I am reminded of Jung's words: "We are awakening a little to the feeling that something is wrong in the world, that our modern prejudice of overestimating the importance of the intellect and the conscious mind might be false. We want simplicity. We are suffering, in our cities, from a need of simple things…." (in Americans Must Say 'No' in McGuire, William, and Hull, R.F.C., eds., C.G. Jung Speaking (Princeton: University Press, 1977))
The topic of technology and the fast pace at which the world is moving came up in a group discussion recently and someone suggested it's not that technology is evil, but that we get caught up in it, and culturally, we tend to abandon ourselves and the sacred in order to maintain the pace (or be inundated by it) full-time. Jung said the loss of connection to our instincts and to nature has been devastating to us. Perhaps now is the time to take a few moments and step outside, or look at the sky, or light a candle in ritual, or just take a long deep breath and appreciate something bigger and more simple....
How do you feel about the pace of the world we live in today?
Replies
I have also experienced a situation similar to Laura's (I am sorry, too - it is heartbreaking). I wonder now if what we as a culture are losing is the authentic feeling and expression of our emotions, partly due to the screentime seduction sucking up our time and capacities, as well as the the actual screen as the interface between people.

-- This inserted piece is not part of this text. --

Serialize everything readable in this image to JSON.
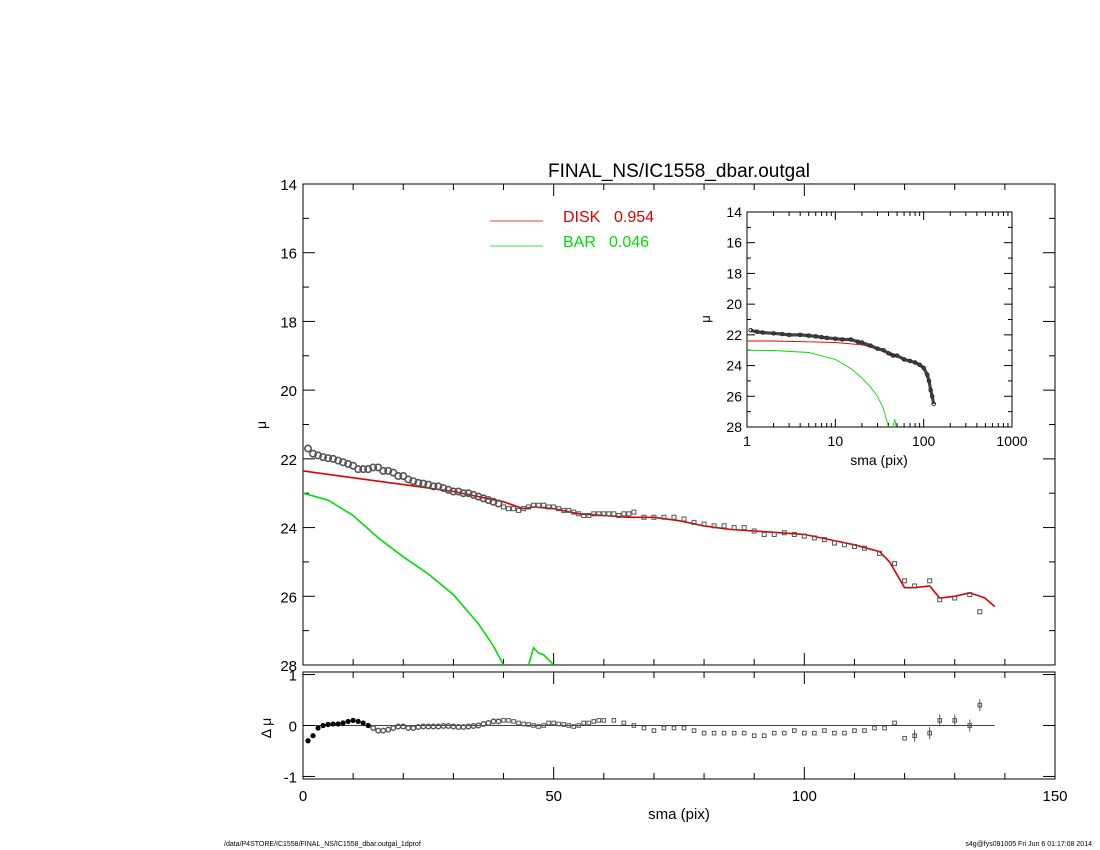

Moreover, if emotions are pathways of opening to archetypal energies, as rooted in our instincts (an unwavering compass in our body) then what will become of us if we cut off those pathways and the archetypal energies are really shut off from our conscious experience and expression of them in the world?
A few weeks ago I was attempting to connect with him in a rather heated moment via email and was very frustrated. He emailed back: "I'm not shutting you out. I've got three computers running and you keep talking to the one I am not in front of."
I told him that was better than a dream image and that there was nothing I could say that would portray the dynamic any better. I think some people are just "wired" to prefer virtual stimulation on demand to interpersonal intimacy and deep connections. Sad, but alas.
Jung says it is our ethical obligation not simply to notice and wonder about images that come to us, but to truly seek their meaning (in MDR, p. 193). Hillman says we sin against the imagination when we simply ask the image to reveal its meaning to us in the form of a (flat or simple) concept (in Re-visioning Psychology, p. 39). Instead we have to engage with it, visit it where it resides, dialogue with it and let the meaning emerge.
How do we stop long enough to see that the image has it's own vitality and that it lives in us in an alive way as well? Do so many flickers make our brain skip over and move on too quickly?
Maybe that is the real impact of technology - as you brought up the pace of the world we live in, it crowds out the space and time needed for a 'religious' or imaginal attitude.
I like Jung's definition of the essence of religion - religiere, the "careful consideration"
of the archetypes. On the Nature of the Psyche, par. 426.